Jan de Zeeuw był dyrektorem reprezentacji Polski za kadencji Leo Beenhakkera. Dziś Holender w bezlitosny sposób krytykuje Michała Probierza.
Reprezentacja Polski po dwóch meczach eliminacji do mistrzostw świata ma na koncie komplet punktów. Sposób, w jaki ograła Litwę i Maltę, chwały jej jednak nie przynosi.
Zdaniem De Zeeuwa to wina Michała Probierza. Jego zdaniem 52-latek nie ma kwalifikacji, by prowadzić kadrę.
- On nigdy nie powinien zostać selekcjonerem, bo nie jest po prostu trenerem na poziom międzynarodowy.

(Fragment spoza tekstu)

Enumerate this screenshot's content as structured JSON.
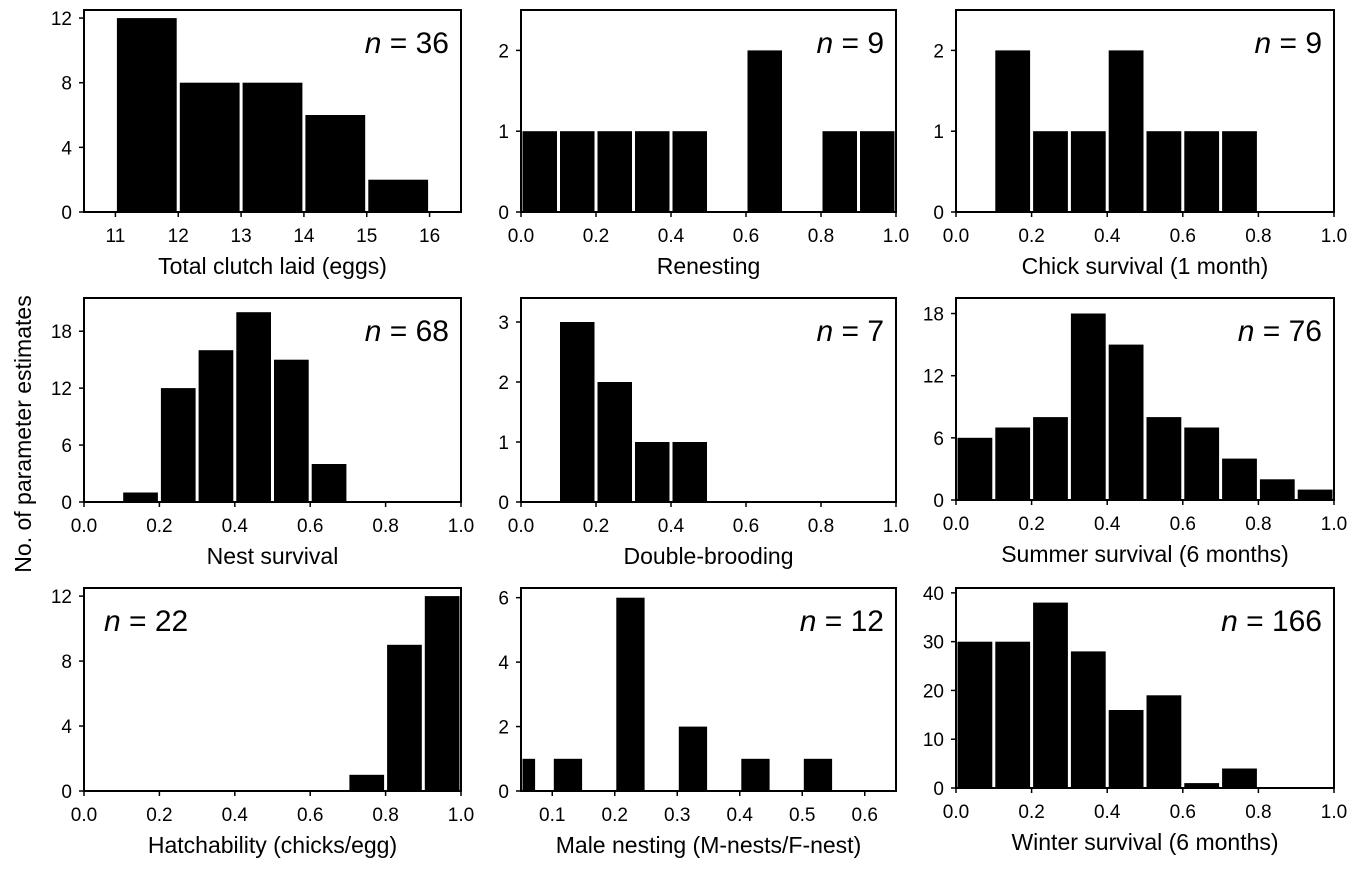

Przecież ten człowiek nawet w Cracovii nic wielkiego nie zdziałał. W kadrze musisz być nie tyle trenerem, ale selekcjonerem, który zna się na psychologii, umie budować relacje, zmotywować piłkarzy i ma pomysł na to, jak w kilka dni ustawić drużynę i przekonać ją, że może zwyciężyć - tłumaczył De Zeeuw w rozmowie z Weszlo.com.
Holender udzielił wywiadu jeszcze przed meczem z reprezentacją Malty. Tym, co zobaczył w wykonaniu Polaków z Litwą, był wstrząśnięty.
- Niestety, reprezentacja Polski w ostatnich latach idzie tylko w dół. Gdy patrzyłem na ten mecz z Litwą, byłem wściekły. To była jedna wielka żenada. Na boisku po naszej stronie znajdowało się jedenastu indywidualistów i jeden nie miał pojęcia, co robi drugi - komentowal De Zeeuw.
- Kibicuję reprezentacji Polski, ale jej gra to jeden wielki wstyd - podsumował były dyrektor kadry.